Citation: 2005 FC 1150

BETWEEN:

FARID ROSTAM KAFAHSHI

Applicant

and

THE MINISTER OF CITIZENSHIP AND IMMIGRATION

Respondent

REASONS FOR ORDER

SIMPSON J.

[1]    This application is for judicial review of a decision (the "Decision") of an Immigration Officer (the "Officer"), dated June 21, 2004 in which he rejected the Applicant's application for permanent residence on Humanitarian and Compassionate ("H & C") grounds.


THE FACTS

[2]    The Applicant is a 41 year old male from Iran. He entered Canada on September 18, 1997 and made a refugee claim. On August 11, 1999, he was found not to be a Convention refugee. On May 23, 2000, he made his first H & C application. It was refused on March 26, 2003.

[3]    On October 17, 2003, the Applicant submitted a second H & C application. Further submissions were received but the second application was denied on June 21, 2004. It is the denial of this application which is the Decision under review.

[4]    The Applicant resides with his parents in Pitt Meadows, B.C., in a house owned by his brother (the "Brother"). The Applicant's father is 73 years old. He is recovering from heart surgery and is also receiving treatment for melanoma. The Applicant's mother is 63 years old. The Brother now lives and works in the United States. He sponsored his parents' immigration to Canada.
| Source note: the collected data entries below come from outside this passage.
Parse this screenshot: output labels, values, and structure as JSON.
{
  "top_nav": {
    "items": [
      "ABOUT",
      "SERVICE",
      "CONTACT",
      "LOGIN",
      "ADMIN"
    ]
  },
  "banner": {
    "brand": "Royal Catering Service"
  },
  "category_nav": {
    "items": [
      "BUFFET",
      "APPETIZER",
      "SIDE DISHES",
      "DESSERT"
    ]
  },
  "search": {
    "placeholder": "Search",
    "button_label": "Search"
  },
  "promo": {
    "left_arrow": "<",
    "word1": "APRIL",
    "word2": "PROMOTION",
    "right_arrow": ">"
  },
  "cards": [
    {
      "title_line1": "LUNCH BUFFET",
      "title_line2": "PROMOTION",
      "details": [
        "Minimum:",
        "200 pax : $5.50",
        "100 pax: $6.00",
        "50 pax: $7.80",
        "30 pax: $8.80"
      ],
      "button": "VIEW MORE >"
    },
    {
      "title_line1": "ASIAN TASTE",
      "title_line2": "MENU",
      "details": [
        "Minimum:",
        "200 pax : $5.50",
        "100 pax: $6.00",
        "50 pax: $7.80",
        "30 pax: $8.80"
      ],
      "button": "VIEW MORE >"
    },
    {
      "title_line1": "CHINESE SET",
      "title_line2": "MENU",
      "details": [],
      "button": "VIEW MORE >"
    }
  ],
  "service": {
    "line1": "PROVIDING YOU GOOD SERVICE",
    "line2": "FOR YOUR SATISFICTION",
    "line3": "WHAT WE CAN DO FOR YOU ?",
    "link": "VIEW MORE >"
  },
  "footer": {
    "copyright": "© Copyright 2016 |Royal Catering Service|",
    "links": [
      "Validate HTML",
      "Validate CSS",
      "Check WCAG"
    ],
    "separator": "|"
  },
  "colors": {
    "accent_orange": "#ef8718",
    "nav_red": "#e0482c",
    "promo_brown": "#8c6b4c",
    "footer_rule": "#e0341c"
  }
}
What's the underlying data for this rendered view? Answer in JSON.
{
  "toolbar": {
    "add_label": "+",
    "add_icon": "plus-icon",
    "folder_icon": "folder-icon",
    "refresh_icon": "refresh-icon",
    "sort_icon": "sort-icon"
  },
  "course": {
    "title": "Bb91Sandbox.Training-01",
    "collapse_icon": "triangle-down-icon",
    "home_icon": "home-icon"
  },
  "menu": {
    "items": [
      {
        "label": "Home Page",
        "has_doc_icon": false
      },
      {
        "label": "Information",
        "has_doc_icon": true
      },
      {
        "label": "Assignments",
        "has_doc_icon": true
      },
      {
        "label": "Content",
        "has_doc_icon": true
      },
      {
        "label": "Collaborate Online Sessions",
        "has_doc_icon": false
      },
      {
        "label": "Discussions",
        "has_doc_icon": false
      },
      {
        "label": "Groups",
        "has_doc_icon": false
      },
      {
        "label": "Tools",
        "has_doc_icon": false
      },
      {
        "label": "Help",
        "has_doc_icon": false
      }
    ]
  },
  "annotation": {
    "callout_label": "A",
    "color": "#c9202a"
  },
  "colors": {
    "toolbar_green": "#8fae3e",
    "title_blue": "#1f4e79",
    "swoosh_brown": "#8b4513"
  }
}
[5]    The Applicant submits that he is the primary caregiver for his parents. They do not speak English. He provides them with transportation and translation services and he has been caring for his father during his recovery from surgery.


THE DECISION

[6]    The Officer noted that the parents were sponsored by the Brother and that he has a legal responsibility to support them. The Officer found that the Brother's departure to the U.S. was voluntary and that the had been successfully employed in Canada before he left. The Officer concluded that the Brother's decision to work near Seattle should not influence the H & C application.

[7]    The Officer also noted that little evidence was presented regarding the mother's situation, except that she had recently been in a car accident. The Officer concluded that she has a driver's license and that she would be able to care for the Applicant's father. For these reasons, the Officer was not satisfied that a connection between the parent's needs and the presence of the Applicant had been established.

[8]    The Officer found that the Applicant would not face disproportionate or undue hardship were he to return to Iran. He is not dependent on his parents, would likely find some employment as an accountant or bookkeeper and would have the benefit of his sister's support.


[9]    The Officer also recognized the establishment of the Applicant in Canada. He has been employed at a McDonald's restaurant since December 1999. He has investments and has served as a volunteer and taken English and accounting courses. However, the Officer found that this level of establishment was usual for someone in his situation and did not provide a compelling reason to grant the application.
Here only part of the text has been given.